After work, I went to the Saturday evening service for the Church of the Resurrection. Part of the reason I enjoy going is because it is such a large church that I can just blend in and no one really notices me. So tonight I went in and sat down in the general area where I can blend best. Then a couple minutes later (after I had pretended to be really interested in what the bulletin said), a husband and wife sat down. Right next to me. I remember learning once about how people (especially Americans) will naturally space themselves out around an area when sitting. This lady obviously didn’t know that was the case. Of course it wasn’t like she was rude, she was very nice. Her name was Jeanie or something and before I left she looked at me and told me that she hopes I have a good week. And I could tell she meant it.

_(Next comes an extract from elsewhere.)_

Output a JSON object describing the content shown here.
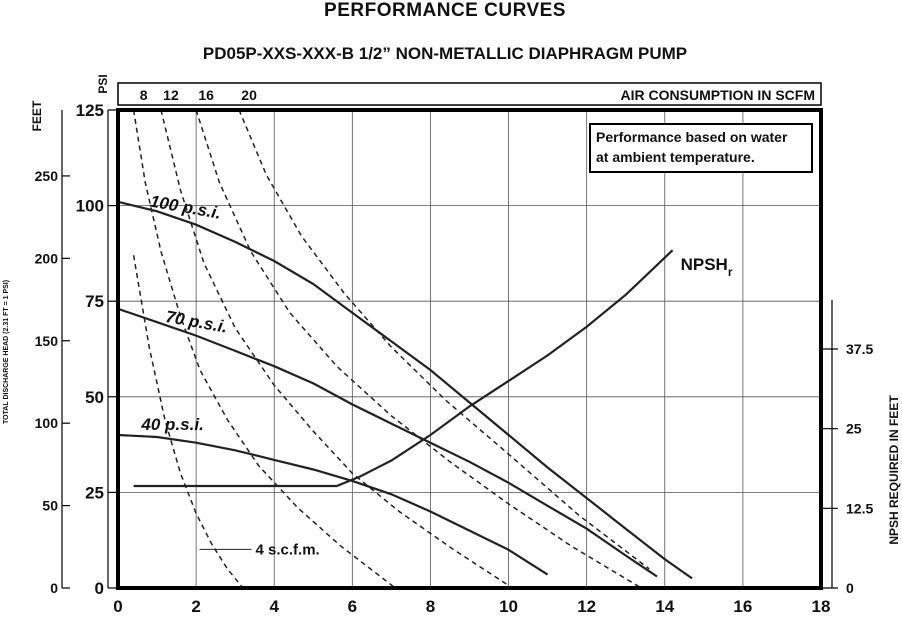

I’ve been talking to a guy lately. I feel like he has been through a lot. His life is telling a story. It has gotten me to think about the story our lives tell. What kind of movie would our lives even make? When I was a little kid, I always would talk into mirrors as if I were narrating a TV show about my life. I remember that I would always have a new imaginary TV show each time I enter a new school year or new summer. One summer we bought two kickballs from Target (one bright blue and the other lime green) and they said “Fun in the Sun” on them. Since I was less than creative, that was the name of my imaginary TV show. I remember one evening when my entire family was playing outside (which is one of the last memories I have of growing up in a two-parent “normal” family) and I was swinging thinking about how that evening would make the perfect opening credits for the TV show. In my mind, a movie about my life would involve me sitting looking thoughtfully out of a window or a moving car. I am not sure what else would happen, but that’s how it would begin. It would begin with my looking longingly out at a world that is waiting for me to experience it so I have a story worth telling.
I want my story to be worth telling. I think about the relationships I have with people, how I am not very good at them. I think about how I am afraid of a ridiculously large amount of things (most of them are irrational fears that I make excuses for because I’m “just being careful”). I think life should be about spending time with people and making mistakes and learning something from everything. I kind of want my funeral to be less than a service where people sit and listen but instead I want my funeral to be a large meal (preferably a pot luck, preferably someone brings Potato Salad from Oklahoma Joe’s) where everyone sits around and tells stories about my life or life in general. I also want everyone to be happy, because I want everyone to know that I lived a good life and my life told a good story. I also want everyone to wear yellow. Don’t question it.